Se è vero il motto “It is the fate of our age that we fight in isolation”, Pearce rimane il più coerente paladino dei nostri tempi. E nel chiuso del suo bunker, l'esilio che si è auto-inflitto nella neutrale Australia, il muro del sacrificio eretto e portato all'eccesso, Pearce ne ha avuto e ne ha tutt'ora di tempo per pensare: un pensiero che si riflette su se stesso, che non può che stagnare per mancanza di stimoli se non la propria interiorità. Una riflessione che non può che degenerare in auto-referenzialità. Che può anche significare il nulla artistico, ma se Pearce ha perso la capacità di tradurre il suo disagio in vera arte, questo non significa che il suo percorso esistenziale si sia arrestato. E nella sua condizione esistenziale questo cambattere in isolamento può significare molte cose: la perdita del senso del tempo, per esempio, tanto che i minuti diventano mesi, e i mesi anni, tanto che Pearce sembra aver percorso nella propria solitudine millenni interi, eroso intere ere geologiche, e forse il tutto ci sembra così incomprensibile proprio perché Pearce si trova oggi milioni di anni avanti a noi. Ancora più lontano da tutto, ancora più lontano da tutti noi.

Ma il bunker in cui si è rinchiuso Pearce diviene purtroppo un sepolcro da cui non si può risorgere. E questo è un peccato, poiché è la dimostrazione che Pearce è morto prima ancora come Uomo che come Artista. Probabilmente la sua svogliatezza nel rivestire il secondo ruolo deriva direttamente da quella nel ricoprire il primo. E se la sua musica non brilla più è perchè le fratture di un tempo non sono più così laceranti come in passato, ma sono ricoperte, ostruite da impenetrabili strati di ghiaccio invincibile.

“Peaceful Snow” è dunque un album gelido, una piatta distesa innevata, senza alberi né abitazioni: un percorso negli abissi dell'interiorità che si fregia di atmosfere glaciali e suggestive (le atmosfere, ahimé, meglio dei brani); e se “The Rules of Third” era un lavoro primaverile, qua possiamo sostenere di trovarci in un desolante inverno dell'anima, dove strade non più battute sono ricoperte da uno spesso manto di neve. Da sotto la neve, Pearce ci canta il suo inferno: non più una condizione di tragedia esistenziale, bensì una condizione piatta, asettica, priva di una qualsiasi speranza che possa illuminare il cammino.

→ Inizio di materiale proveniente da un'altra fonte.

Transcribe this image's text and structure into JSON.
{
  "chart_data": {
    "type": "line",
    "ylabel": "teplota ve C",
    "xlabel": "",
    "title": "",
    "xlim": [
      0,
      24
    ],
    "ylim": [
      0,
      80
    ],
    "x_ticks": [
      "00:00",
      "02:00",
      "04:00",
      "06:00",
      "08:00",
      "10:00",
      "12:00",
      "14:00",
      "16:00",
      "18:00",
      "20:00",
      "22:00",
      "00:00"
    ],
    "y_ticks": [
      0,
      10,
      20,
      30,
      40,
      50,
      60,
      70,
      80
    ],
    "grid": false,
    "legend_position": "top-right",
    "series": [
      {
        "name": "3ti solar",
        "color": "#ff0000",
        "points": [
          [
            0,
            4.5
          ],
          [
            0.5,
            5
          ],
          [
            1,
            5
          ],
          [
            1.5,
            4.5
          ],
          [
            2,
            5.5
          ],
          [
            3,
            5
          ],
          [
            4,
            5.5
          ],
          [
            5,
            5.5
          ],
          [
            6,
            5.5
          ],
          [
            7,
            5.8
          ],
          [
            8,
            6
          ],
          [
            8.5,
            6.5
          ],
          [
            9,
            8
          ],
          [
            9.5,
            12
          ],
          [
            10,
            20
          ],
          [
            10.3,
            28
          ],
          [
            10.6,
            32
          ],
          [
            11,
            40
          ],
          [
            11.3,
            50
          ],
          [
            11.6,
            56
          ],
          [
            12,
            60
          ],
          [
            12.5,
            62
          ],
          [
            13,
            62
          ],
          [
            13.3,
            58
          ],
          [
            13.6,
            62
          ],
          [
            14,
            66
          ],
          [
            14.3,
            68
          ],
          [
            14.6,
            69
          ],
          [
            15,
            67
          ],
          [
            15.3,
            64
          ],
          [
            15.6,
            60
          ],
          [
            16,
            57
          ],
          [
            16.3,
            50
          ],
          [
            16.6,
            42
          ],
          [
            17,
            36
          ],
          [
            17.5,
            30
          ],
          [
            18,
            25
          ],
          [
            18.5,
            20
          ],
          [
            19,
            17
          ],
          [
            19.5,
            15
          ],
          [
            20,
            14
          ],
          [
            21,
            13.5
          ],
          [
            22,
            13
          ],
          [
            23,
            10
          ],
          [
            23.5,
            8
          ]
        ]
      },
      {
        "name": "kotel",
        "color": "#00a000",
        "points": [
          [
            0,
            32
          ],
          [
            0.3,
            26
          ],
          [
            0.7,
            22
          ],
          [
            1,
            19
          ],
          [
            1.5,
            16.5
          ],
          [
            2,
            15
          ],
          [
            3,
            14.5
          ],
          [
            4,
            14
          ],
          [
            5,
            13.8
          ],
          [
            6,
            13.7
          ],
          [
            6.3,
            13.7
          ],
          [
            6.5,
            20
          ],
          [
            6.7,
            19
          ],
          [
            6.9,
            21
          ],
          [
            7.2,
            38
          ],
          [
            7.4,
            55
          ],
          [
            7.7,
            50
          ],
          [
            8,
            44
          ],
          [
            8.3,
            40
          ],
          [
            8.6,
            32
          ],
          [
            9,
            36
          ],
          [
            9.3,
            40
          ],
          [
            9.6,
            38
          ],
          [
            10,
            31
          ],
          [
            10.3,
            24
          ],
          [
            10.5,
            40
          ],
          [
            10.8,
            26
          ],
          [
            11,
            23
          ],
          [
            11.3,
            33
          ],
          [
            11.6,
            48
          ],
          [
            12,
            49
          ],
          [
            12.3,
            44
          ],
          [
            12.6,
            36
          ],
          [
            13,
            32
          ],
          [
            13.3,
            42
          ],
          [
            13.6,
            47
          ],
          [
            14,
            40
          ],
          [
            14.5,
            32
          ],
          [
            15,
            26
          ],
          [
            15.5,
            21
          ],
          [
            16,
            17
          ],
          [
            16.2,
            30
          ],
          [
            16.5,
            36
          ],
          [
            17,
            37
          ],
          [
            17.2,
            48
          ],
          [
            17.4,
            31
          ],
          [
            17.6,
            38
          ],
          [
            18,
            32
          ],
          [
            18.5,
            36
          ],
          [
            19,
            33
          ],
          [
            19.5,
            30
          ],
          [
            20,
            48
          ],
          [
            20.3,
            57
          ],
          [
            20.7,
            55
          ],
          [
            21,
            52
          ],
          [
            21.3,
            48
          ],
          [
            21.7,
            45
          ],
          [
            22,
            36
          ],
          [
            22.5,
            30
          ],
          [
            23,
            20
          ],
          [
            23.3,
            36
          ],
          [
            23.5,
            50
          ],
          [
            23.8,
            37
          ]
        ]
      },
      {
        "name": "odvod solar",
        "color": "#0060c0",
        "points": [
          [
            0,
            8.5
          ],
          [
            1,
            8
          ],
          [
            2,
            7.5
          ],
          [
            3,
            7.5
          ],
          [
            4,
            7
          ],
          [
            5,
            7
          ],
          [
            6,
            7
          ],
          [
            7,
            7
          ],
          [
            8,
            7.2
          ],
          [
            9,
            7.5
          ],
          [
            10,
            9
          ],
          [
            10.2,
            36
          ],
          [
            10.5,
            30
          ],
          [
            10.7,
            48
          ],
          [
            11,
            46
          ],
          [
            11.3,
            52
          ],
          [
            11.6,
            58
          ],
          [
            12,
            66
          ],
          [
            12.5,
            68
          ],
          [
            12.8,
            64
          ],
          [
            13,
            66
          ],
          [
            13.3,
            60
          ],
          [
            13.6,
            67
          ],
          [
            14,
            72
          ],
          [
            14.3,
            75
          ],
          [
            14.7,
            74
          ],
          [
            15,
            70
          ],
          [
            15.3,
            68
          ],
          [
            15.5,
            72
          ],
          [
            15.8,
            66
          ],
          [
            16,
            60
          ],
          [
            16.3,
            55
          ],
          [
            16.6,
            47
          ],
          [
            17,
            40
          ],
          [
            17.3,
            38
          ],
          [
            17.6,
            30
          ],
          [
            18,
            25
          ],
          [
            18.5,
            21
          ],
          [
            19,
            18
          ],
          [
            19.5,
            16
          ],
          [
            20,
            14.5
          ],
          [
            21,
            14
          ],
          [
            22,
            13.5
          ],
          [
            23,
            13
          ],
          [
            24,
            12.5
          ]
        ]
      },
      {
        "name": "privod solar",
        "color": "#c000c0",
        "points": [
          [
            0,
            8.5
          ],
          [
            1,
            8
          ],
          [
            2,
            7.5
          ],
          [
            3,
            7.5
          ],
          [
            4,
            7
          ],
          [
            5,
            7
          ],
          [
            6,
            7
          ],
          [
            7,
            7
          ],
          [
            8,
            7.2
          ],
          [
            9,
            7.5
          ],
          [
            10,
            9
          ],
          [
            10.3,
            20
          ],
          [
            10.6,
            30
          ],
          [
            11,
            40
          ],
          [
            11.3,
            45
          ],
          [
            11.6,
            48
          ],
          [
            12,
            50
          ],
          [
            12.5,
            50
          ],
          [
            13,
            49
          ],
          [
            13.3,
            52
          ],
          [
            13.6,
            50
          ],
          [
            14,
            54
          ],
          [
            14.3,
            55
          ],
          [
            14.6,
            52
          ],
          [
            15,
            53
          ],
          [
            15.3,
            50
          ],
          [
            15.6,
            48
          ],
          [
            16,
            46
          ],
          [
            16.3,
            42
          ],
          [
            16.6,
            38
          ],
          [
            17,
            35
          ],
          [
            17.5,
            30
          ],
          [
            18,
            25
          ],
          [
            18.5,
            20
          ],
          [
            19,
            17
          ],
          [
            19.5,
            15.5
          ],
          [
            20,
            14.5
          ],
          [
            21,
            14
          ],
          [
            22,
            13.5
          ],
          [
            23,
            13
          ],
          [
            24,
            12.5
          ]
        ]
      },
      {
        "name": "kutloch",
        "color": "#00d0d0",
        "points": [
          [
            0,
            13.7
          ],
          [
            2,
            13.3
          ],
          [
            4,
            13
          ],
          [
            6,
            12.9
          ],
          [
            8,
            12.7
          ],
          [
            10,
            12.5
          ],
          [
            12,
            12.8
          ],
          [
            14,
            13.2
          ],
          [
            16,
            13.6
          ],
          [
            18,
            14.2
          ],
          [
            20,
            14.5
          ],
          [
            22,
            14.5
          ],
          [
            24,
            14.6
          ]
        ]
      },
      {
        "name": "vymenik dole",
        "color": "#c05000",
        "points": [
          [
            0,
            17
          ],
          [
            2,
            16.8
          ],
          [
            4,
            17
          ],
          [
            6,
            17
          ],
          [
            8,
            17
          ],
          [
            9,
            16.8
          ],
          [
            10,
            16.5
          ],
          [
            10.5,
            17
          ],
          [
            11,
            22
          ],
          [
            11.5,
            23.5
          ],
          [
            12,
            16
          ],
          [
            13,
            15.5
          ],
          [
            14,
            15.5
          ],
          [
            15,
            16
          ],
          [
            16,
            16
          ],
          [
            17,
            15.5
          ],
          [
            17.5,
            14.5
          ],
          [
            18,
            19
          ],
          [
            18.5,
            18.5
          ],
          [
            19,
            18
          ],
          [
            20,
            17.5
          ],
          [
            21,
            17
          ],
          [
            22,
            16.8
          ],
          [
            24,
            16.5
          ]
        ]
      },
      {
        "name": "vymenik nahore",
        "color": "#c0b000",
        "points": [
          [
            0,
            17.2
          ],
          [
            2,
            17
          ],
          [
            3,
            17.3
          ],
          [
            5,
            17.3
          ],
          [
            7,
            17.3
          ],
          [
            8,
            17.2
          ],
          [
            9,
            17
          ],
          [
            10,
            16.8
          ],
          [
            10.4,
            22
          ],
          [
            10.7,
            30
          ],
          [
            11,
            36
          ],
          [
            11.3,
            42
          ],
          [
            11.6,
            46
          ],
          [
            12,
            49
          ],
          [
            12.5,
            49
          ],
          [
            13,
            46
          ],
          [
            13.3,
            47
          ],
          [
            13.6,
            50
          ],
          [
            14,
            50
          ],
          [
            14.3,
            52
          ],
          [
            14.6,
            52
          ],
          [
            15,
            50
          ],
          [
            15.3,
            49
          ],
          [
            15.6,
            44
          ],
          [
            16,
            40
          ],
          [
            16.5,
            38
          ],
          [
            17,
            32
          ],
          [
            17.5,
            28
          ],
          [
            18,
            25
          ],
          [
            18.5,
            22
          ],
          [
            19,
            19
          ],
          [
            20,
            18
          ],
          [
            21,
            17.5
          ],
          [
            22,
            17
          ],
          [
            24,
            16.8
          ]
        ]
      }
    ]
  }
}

A conti fatti il risultato finisce tuttavia per apparire discontinuo (soporifero, ad esempio, il susseguirsi di brani come “Wolf Rose” e “The Scents of Genocide”). I guizzi tuttavia non mancano: è il caso della title-track (d'intensità caveiana), dalla quale sembra sgorgare l'opera intera. O da altri, sporadici episodi (“A Nausea”, “Red Odin Day”, “My Company of Corpses”) che riescono ancora a dare l'antico brivido, ma che non risollevano un album sostanzialmente prolisso, come lo era stato “The Rule of Thirds”, che rimane l'ultimo fragile anello di contatto fra il glorioso folk apocalittico che fu, e questa sorta di svolta cantautoriale in cui si è lanciato defintivamente Pearce, grottesco come un palombaro che balla a rallentatore durante una gara di liscio: un percorso per certi aspetti surreale, sempre più vicino ad un diario personale che racconta verità terribili in uno stile dimesso e sornione, che a tratti si macchia di una disperata spensieratezza.

Un diario che sbiadisce mano a mano che procede, ma che ci offre un'ultima buona pagina, quella “The Maverick Chamber”, tragico ed imponente ballatone pianistico, che aveva anticipato l'uscita dell'album nell'omonimo sette pollici, generando aspettative che in buona parte sono andate disattese.

P.S. A fare da appendice all'opera, troviamo un secondo cd interamente strumentale (“Lounge Corps”) che ci propone versioni per solo piano di classici dei Death in June, pescati un po' da tutti gli album della band, senza trascurare nemmeno lo stesso “The Rule of Thirds”, tramite il quale Miro Snedjr, fan dell'ultima ora, sembra aver conosciuto la Morte in Giugno. Un esperimento simpatico, se volete, ma che finisce per non apportare alcun valore aggiunto al pacchetto, soprattutto se si tiene conto dell'importanza che i testi hanno sempre ricoperto nella musica della Morte in Giugno.